/formant-encoder

An encoder which compresses audio data based on prominent acoustic features in order to create a lightweight phonetic classifier.

Primary LanguagePython

Formant encoder and phone classifier

Summary: an encoder which compresses audio data based on prominent acoustic features in order to create a lightweight phonetic classifier.

This project aims to test the viability of a feedforward neural network alternative for simple monophthong recognition in place of (commonly used) recurrent neural networks. A feedforward NN would be beneficial in that it is more lightweight (possibly in exchange for classification accuracy). By estimating the formants of phones being spoken, it should be possible to train a simple neural network on the most prominent frequencies of phones to determine the phone being spoken. The formants can be passed into the network as the input layer and the output layer will contain the estimated likelihood of each possible phone being spoken. However, this would be extremely lossy in regard to the information in the audio file, so the objective of this project is to create an encoder for audio data which captures formants and approximates the regions of the instantaneous spectral slice between formants as piecewise polynomials. The coefficients of the polynomials and their intervals will be passed into the neural network. This way, the neural network will have a compressed representation of the phone being spoken at any given point, and the encoder, although lossy, will retain a good amount of the original information from the audio file.

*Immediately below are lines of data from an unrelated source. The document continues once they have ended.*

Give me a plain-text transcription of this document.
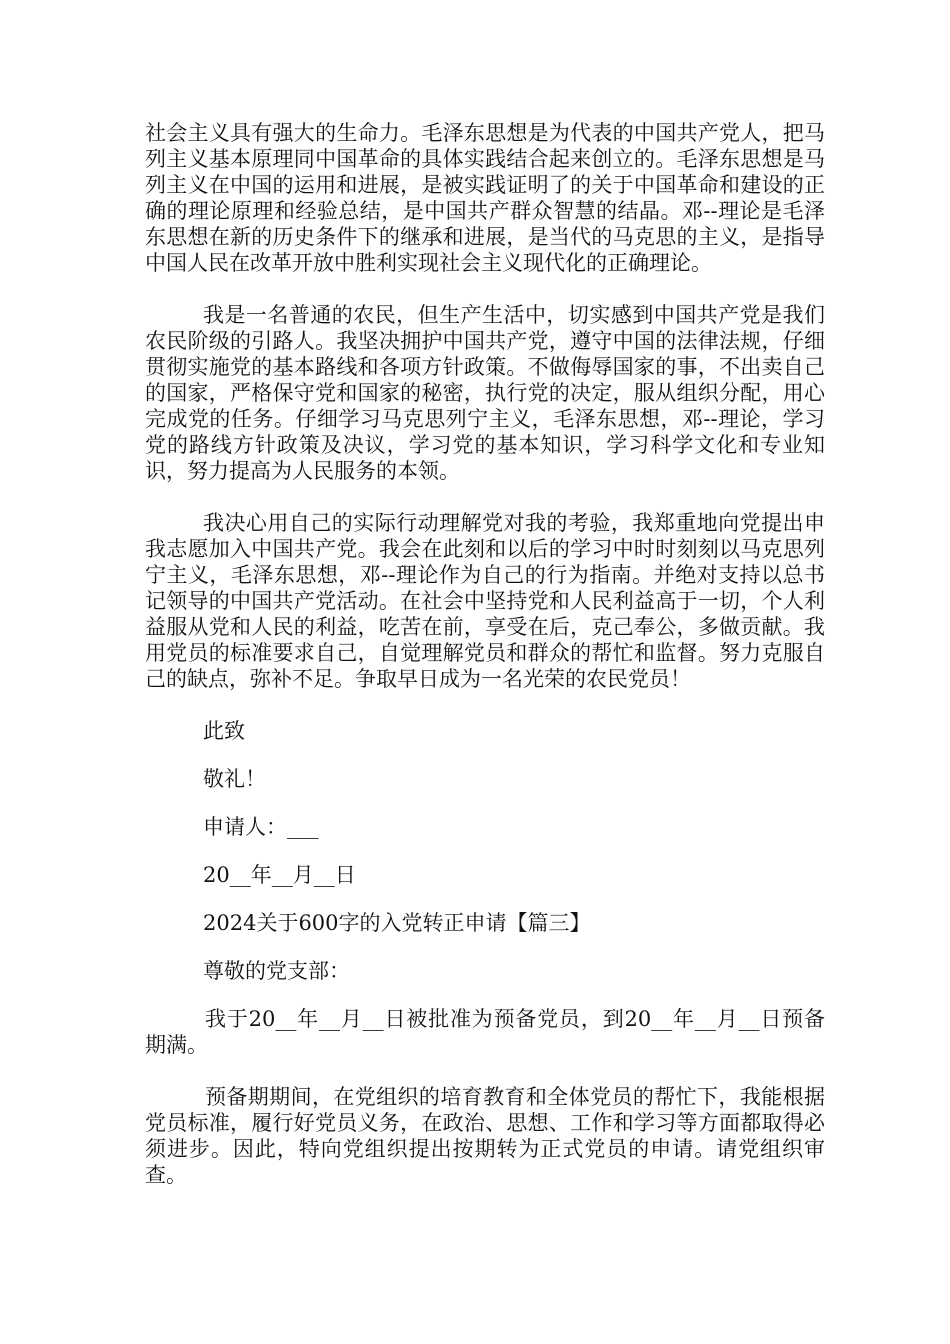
社会主义具有强大的生命力。毛泽东思想是为代表的中国共产党人，把马列主义基本原理同中国革命的具体实践结合起来创立的。毛泽东思想是马列主义在中国的运用和进展，是被实践证明了的关于中国革命和建设的正确的理论原理和经验总结，是中国共产群众智慧的结晶。邓--理论是毛泽东思想在新的历史条件下的继承和进展，是当代的马克思的主义，是指导中国人民在改革开放中胜利实现社会主义现代化的正确理论。

我是一名普通的农民，但生产生活中，切实感到中国共产党是我们农民阶级的引路人。我坚决拥护中国共产党，遵守中国的法律法规，仔细贯彻实施党的基本路线和各项方针政策。不做侮辱国家的事，不出卖自己的国家，严格保守党和国家的秘密，执行党的决定，服从组织分配，用心完成党的任务。仔细学习马克思列宁主义，毛泽东思想，邓--理论，学习党的路线方针政策及决议，学习党的基本知识，学习科学文化和专业知识，努力提高为人民服务的本领。

我决心用自己的实际行动理解党对我的考验，我郑重地向党提出申我志愿加入中国共产党。我会在此刻和以后的学习中时时刻刻以马克思列宁主义，毛泽东思想，邓--理论作为自己的行为指南。并绝对支持以总书记领导的中国共产党活动。在社会中坚持党和人民利益高于一切，个人利益服从党和人民的利益，吃苦在前，享受在后，克己奉公，多做贡献。我用党员的标准要求自己，自觉理解党员和群众的帮忙和监督。努力克服自己的缺点，弥补不足。争取早日成为一名光荣的农民党员！

此致

敬礼！

申请人：___

20__年__月__日

2024关于600字的入党转正申请【篇三】

尊敬的党支部：

我于20__年__月__日被批准为预备党员，到20__年__月__日预备期满。

预备期期间，在党组织的培育教育和全体党员的帮忙下，我能根据党员标准，履行好党员义务，在政治、思想、工作和学习等方面都取得必须进步。因此，特向党组织提出按期转为正式党员的申请。请党组织审查。
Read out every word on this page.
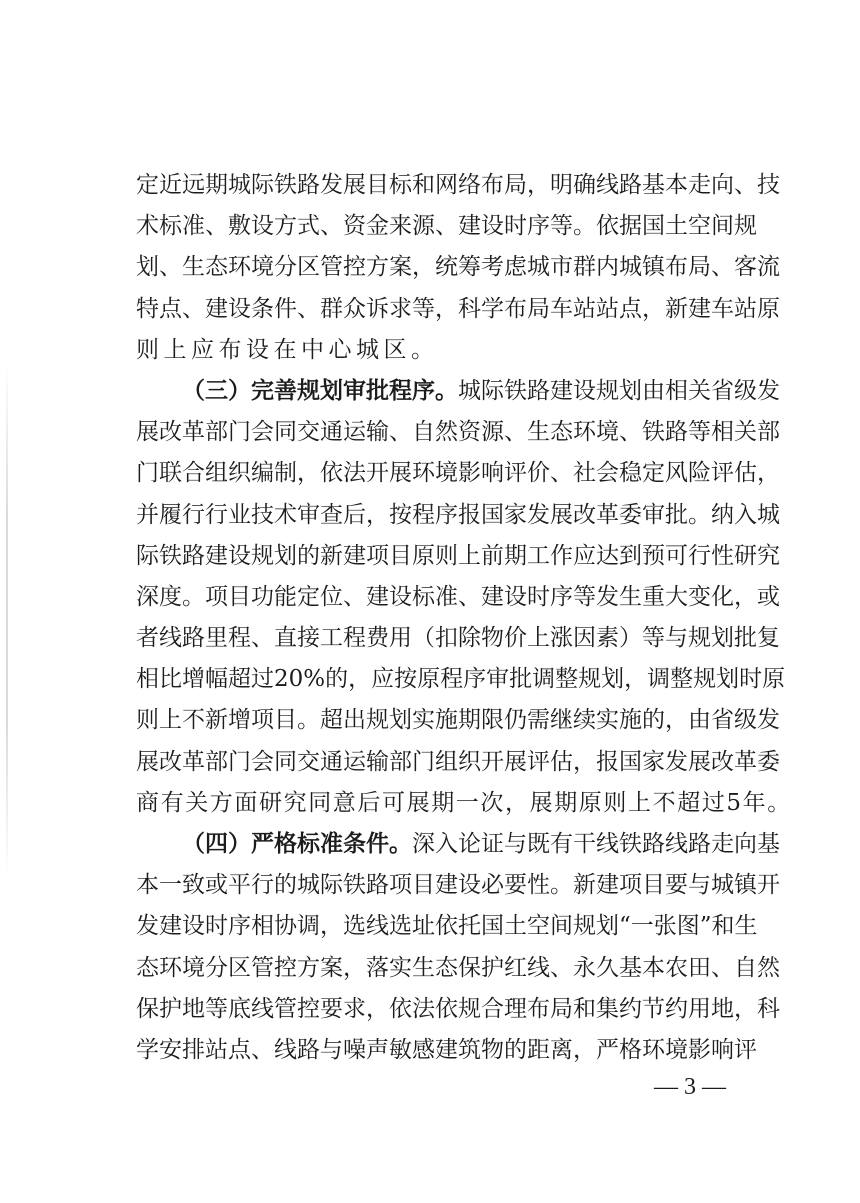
定近远期城际铁路发展目标和网络布局，明确线路基本走向、技
术标准、敷设方式、资金来源、建设时序等。依据国土空间规
划、生态环境分区管控方案，统筹考虑城市群内城镇布局、客流
特点、建设条件、群众诉求等，科学布局车站站点，新建车站原
则上应布设在中心城区。
（三）完善规划审批程序。城际铁路建设规划由相关省级发
展改革部门会同交通运输、自然资源、生态环境、铁路等相关部
门联合组织编制，依法开展环境影响评价、社会稳定风险评估，
并履行行业技术审查后，按程序报国家发展改革委审批。纳入城
际铁路建设规划的新建项目原则上前期工作应达到预可行性研究
深度。项目功能定位、建设标准、建设时序等发生重大变化，或
者线路里程、直接工程费用（扣除物价上涨因素）等与规划批复
相比增幅超过20%的，应按原程序审批调整规划，调整规划时原
则上不新增项目。超出规划实施期限仍需继续实施的，由省级发
展改革部门会同交通运输部门组织开展评估，报国家发展改革委
商有关方面研究同意后可展期一次，展期原则上不超过5年。
（四）严格标准条件。深入论证与既有干线铁路线路走向基
本一致或平行的城际铁路项目建设必要性。新建项目要与城镇开
发建设时序相协调，选线选址依托国土空间规划“一张图”和生
态环境分区管控方案，落实生态保护红线、永久基本农田、自然
保护地等底线管控要求，依法依规合理布局和集约节约用地，科
学安排站点、线路与噪声敏感建筑物的距离，严格环境影响评
— 3 —
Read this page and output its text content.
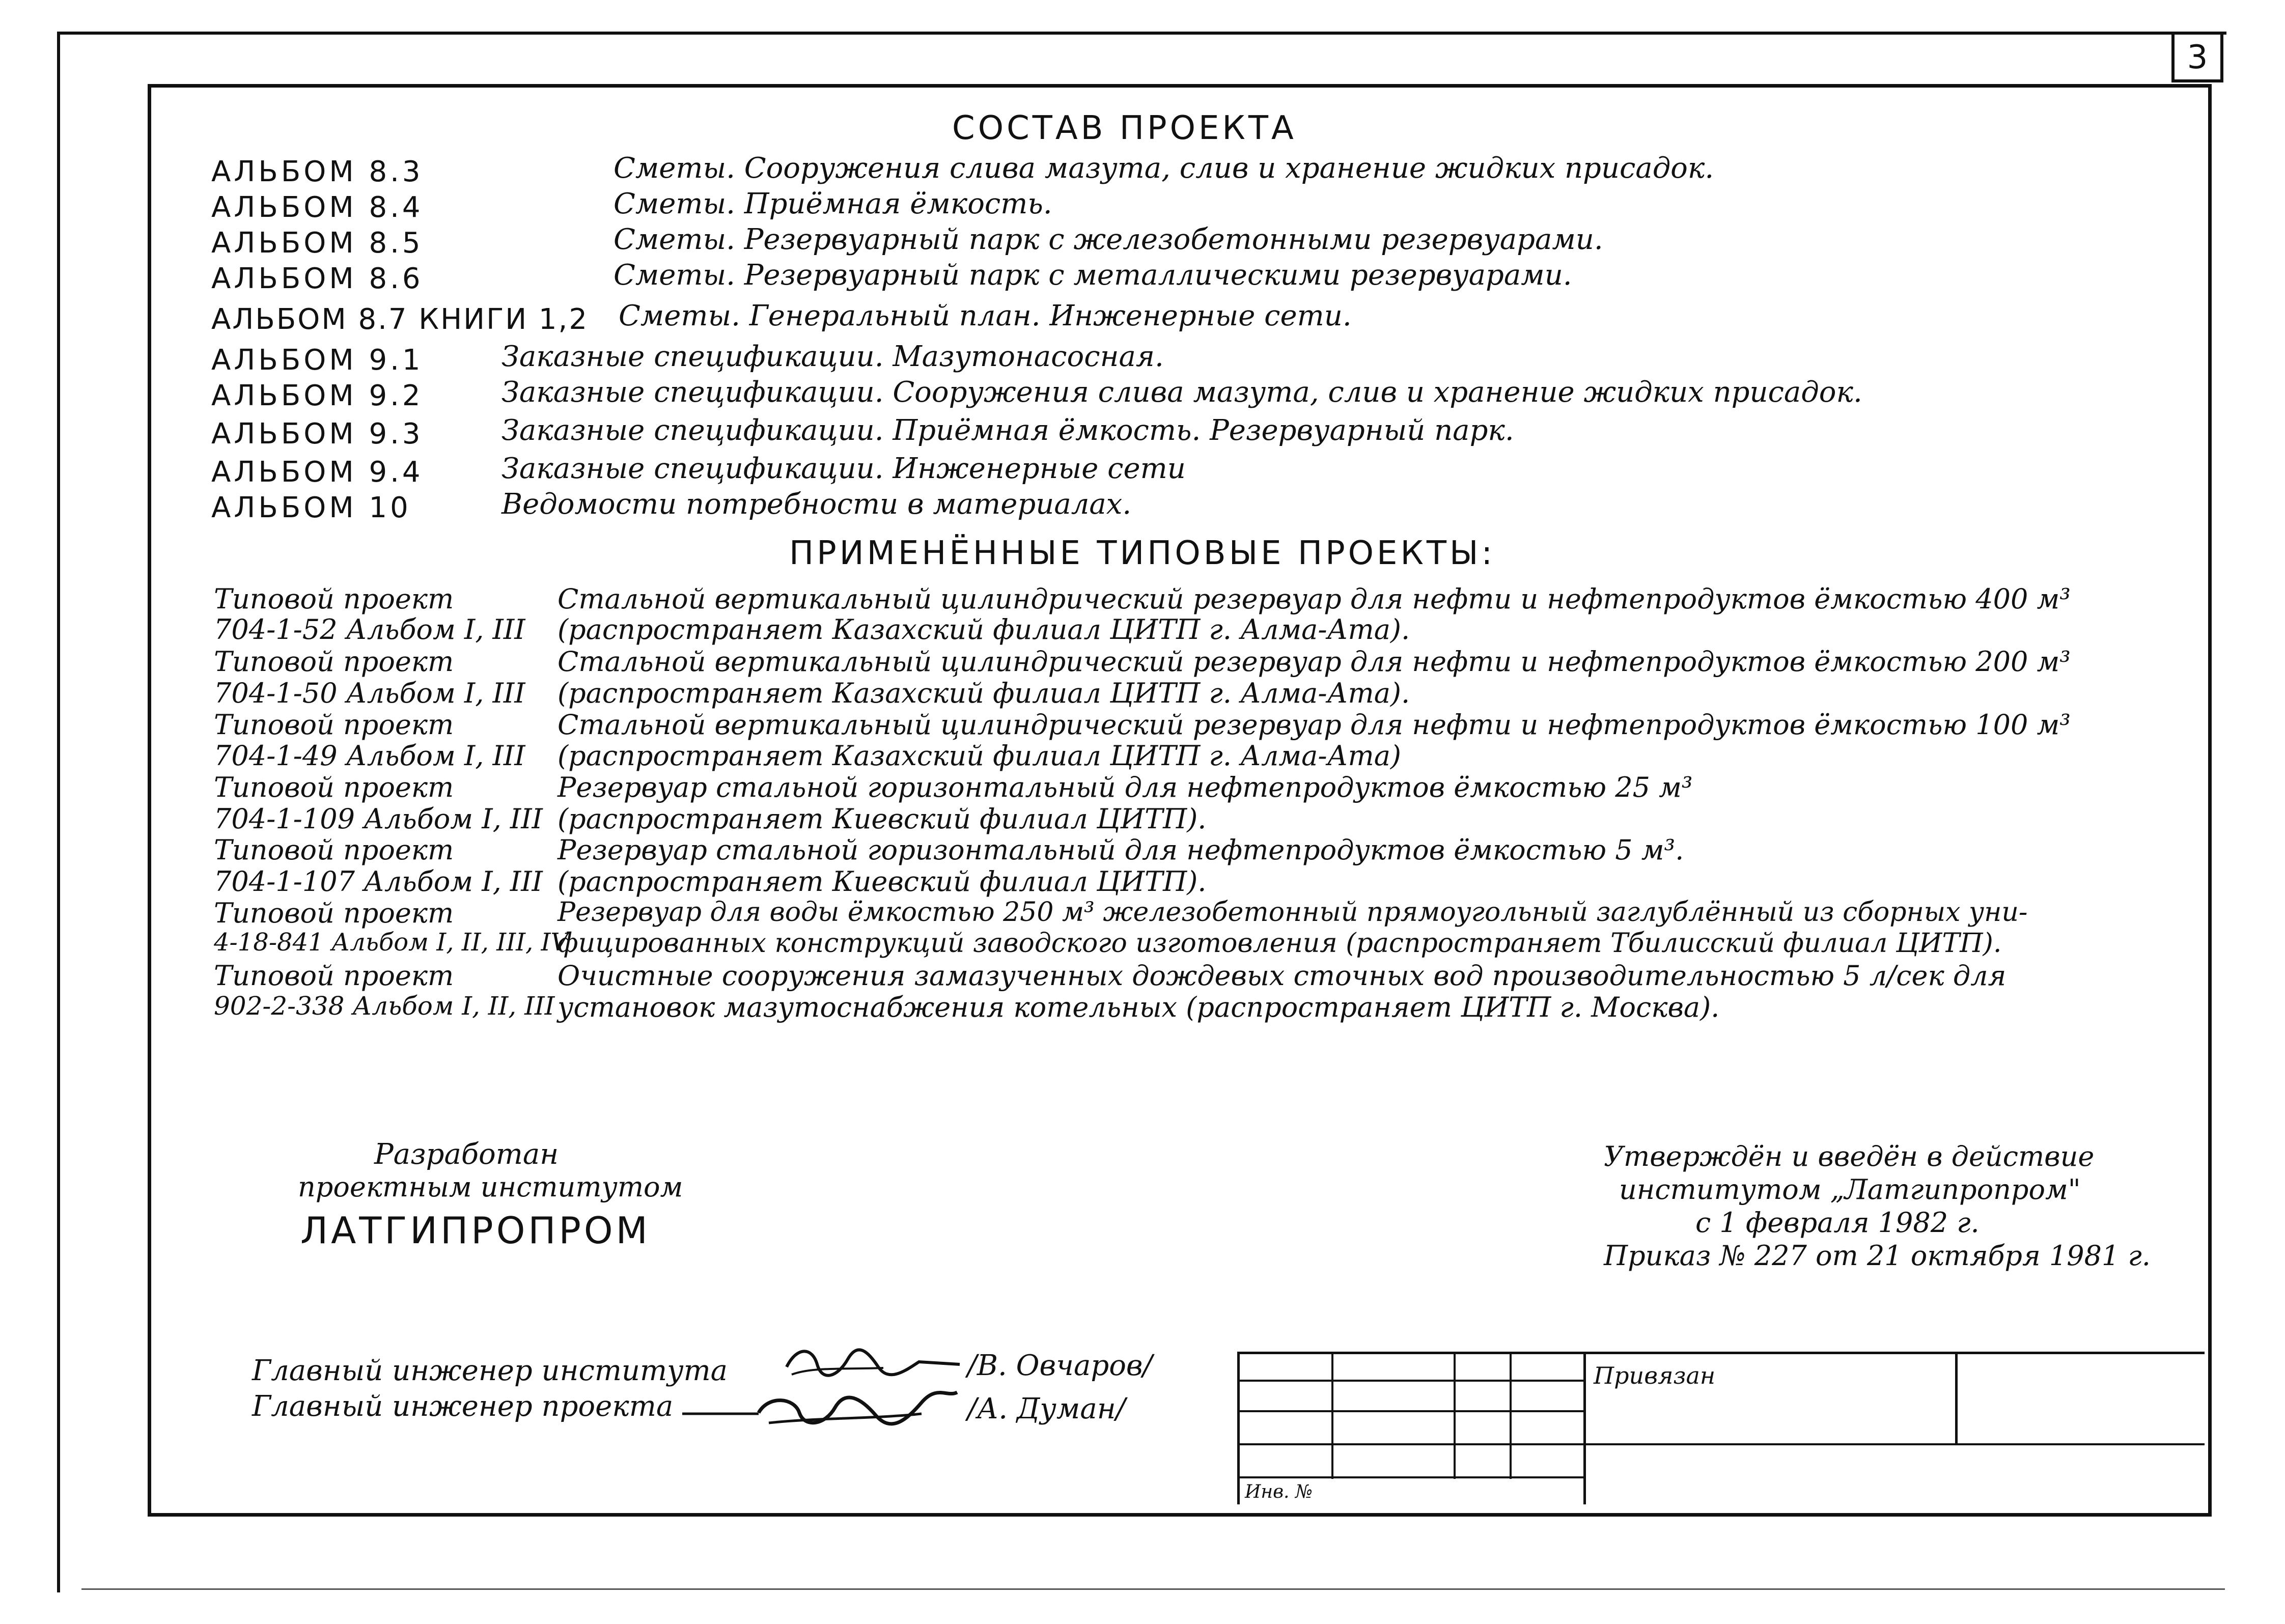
3
СОСТАВ ПРОЕКТА
АЛЬБОМ 8.3	Сметы. Сооружения слива мазута, слив и хранение жидких присадок.
АЛЬБОМ 8.4	Сметы. Приёмная ёмкость.
АЛЬБОМ 8.5	Сметы. Резервуарный парк с железобетонными резервуарами.
АЛЬБОМ 8.6	Сметы. Резервуарный парк с металлическими резервуарами.
АЛЬБОМ 8.7 КНИГИ 1,2 Сметы. Генеральный план. Инженерные сети.
АЛЬБОМ 9.1	Заказные спецификации. Мазутонасосная.
АЛЬБОМ 9.2	Заказные спецификации. Сооружения слива мазута, слив и хранение жидких присадок.
АЛЬБОМ 9.3	Заказные спецификации. Приёмная ёмкость. Резервуарный парк.
АЛЬБОМ 9.4	Заказные спецификации. Инженерные сети
АЛЬБОМ 10	Ведомости потребности в материалах.
ПРИМЕНЁННЫЕ ТИПОВЫЕ ПРОЕКТЫ:
Типовой проект	Стальной вертикальный цилиндрический резервуар для нефти и нефтепродуктов ёмкостью 400 м³
704-1-52 Альбом I, III (распространяет Казахский филиал ЦИТП г. Алма-Ата).
Типовой проект	Стальной вертикальный цилиндрический резервуар для нефти и нефтепродуктов ёмкостью 200 м³
704-1-50 Альбом I, III (распространяет Казахский филиал ЦИТП г. Алма-Ата).
Типовой проект	Стальной вертикальный цилиндрический резервуар для нефти и нефтепродуктов ёмкостью 100 м³
704-1-49 Альбом I, III (распространяет Казахский филиал ЦИТП г. Алма-Ата)
Типовой проект	Резервуар стальной горизонтальный для нефтепродуктов ёмкостью 25 м³
704-1-109 Альбом I, III (распространяет Киевский филиал ЦИТП).
Типовой проект	Резервуар стальной горизонтальный для нефтепродуктов ёмкостью 5 м³.
704-1-107 Альбом I, III (распространяет Киевский филиал ЦИТП).
Типовой проект	Резервуар для воды ёмкостью 250 м³ железобетонный прямоугольный заглублённый из сборных уни-
4-18-841 Альбом I, II, III, IV
фицированных конструкций заводского изготовления (распространяет Тбилисский филиал ЦИТП).
Типовой проект	Очистные сооружения замазученных дождевых сточных вод производительностью 5 л/сек для
902-2-338 Альбом I, II, III установок мазутоснабжения котельных (распространяет ЦИТП г. Москва).
Разработан
проектным институтом
ЛАТГИПРОПРОМ
Утверждён и введён в действие
институтом „Латгипропром"
с 1 февраля 1982 г.
Приказ № 227 от 21 октября 1981 г.
Главный инженер института	/В. Овчаров/
Главный инженер проекта	/А. Думан/
Привязан
Инв. №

This project uses the TIMIT corpus of phonetically transcribed speech for its training and test data.

Checklist:

  • Create modules for managing the TIMIT database (e.g., converting audio from the NIST SPHERE format to WAV)
    • Update the database management tools to write the state of the database to the working directory, so it can be automatically determined whether or not the database needs to be converted to WAV, for example
  • Create a module which manages processed audio data and writes output to CSV
    • Write a generator function for retrieving written data (first, determine if necessary)
    • Add functionality so needless audio processing is avoided (check if CSV is already written and with which version of audio processing algorithm)
  • Begin writing an audio processing algorithm (current algorithm vaguely estimates formants)
    • Estimate formants more accurately
    • Approximate inter-formant regions with polynomials
    • Write a function which calculates how lossy the spectral slice approximation is
  • Begin a phone classifier (current classifier is a stand-in and needs to be revised)
  • Add a dependencies management file for easy installation of required modules (PyTorch's stable releases for installation using pip are placed on their stable release repository instead of PyPI, which does not conform to PEP 503 specifications, so it is not yet possible to have poetry install PyTorch without using the direct link to the wheel)